In deze uitspraak van de Rechtbank Zeeland-West-Brabant, gedateerd 19 januari 2023, staat de huurtoeslag van eiseres centraal. Eiseres had in 2019 huurtoeslag aangevraagd, maar de Belastingdienst/Toeslagen had haar recht op huurtoeslag definitief vastgesteld op € 1.220,-. Eiseres was van mening dat zij recht had op een hogere huurtoeslag, omdat zij samenwoonde met haar ex-man, die in de maanden januari tot en met april 2019 als haar toeslagpartner zou moeten worden aangemerkt. De rechtbank behandelt het beroep van eiseres tegen het besluit van de Belastingdienst/Toeslagen, dat haar bezwaar tegen het primaire besluit ongegrond had verklaard.

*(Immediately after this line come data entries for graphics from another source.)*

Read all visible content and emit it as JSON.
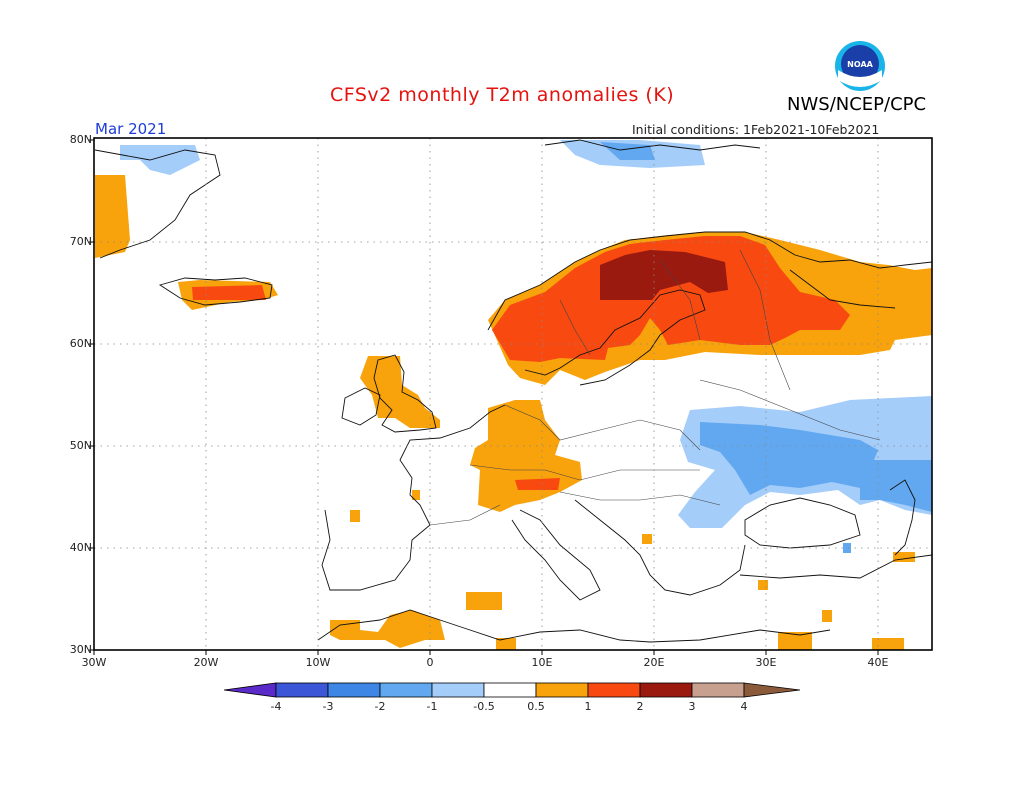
{
  "header": {
    "title": "CFSv2 monthly T2m anomalies (K)",
    "agency": "NWS/NCEP/CPC",
    "logo_text": "NOAA",
    "month": "Mar 2021",
    "initial_conditions": "Initial conditions: 1Feb2021-10Feb2021"
  },
  "axes": {
    "y_labels": [
      "80N",
      "70N",
      "60N",
      "50N",
      "40N",
      "30N"
    ],
    "x_labels": [
      "30W",
      "20W",
      "10W",
      "0",
      "10E",
      "20E",
      "30E",
      "40E"
    ]
  },
  "colorbar": {
    "labels": [
      "-4",
      "-3",
      "-2",
      "-1",
      "-0.5",
      "0.5",
      "1",
      "2",
      "3",
      "4"
    ],
    "colors": [
      "#5a2bc8",
      "#3b57d8",
      "#3d86e6",
      "#62a8f0",
      "#a4cdfa",
      "#ffffff",
      "#f8a20c",
      "#f84a10",
      "#9a1a10",
      "#c8a090",
      "#8a5a3a"
    ]
  },
  "anomaly_colors": {
    "warm1": "#f8a20c",
    "warm2": "#f84a10",
    "warm3": "#9a1a10",
    "cool1": "#a4cdfa",
    "cool2": "#62a8f0"
  }
}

De rechtbank overweegt dat de Belastingdienst/Toeslagen de heer [naam echtgenoot] in de maanden januari tot en met april 2019 niet als toeslagpartner heeft aangemerkt, omdat hij niet ingeschreven stond op het adres van eiseres in de Basisregistratie Personen (BRP). Eiseres heeft niet kunnen aantonen dat haar ex-man feitelijk bij haar woonde in die periode. De rechtbank wijst erop dat het aan eiseres is om verifieerbare gegevens te overleggen die haar stelling ondersteunen. De rechtbank concludeert dat de Belastingdienst/Toeslagen terecht heeft gehandeld door de heer [naam echtgenoot] niet als toeslagpartner aan te merken voor de huurtoeslag in de betreffende maanden.
Uiteindelijk verklaart de rechtbank het beroep van eiseres ongegrond en bevestigt het bestreden besluit van de Belastingdienst/Toeslagen. Er zijn geen redenen voor een proceskostenveroordeling. De uitspraak is openbaar gemaakt en partijen zijn geïnformeerd over hun mogelijkheden om in hoger beroep te gaan.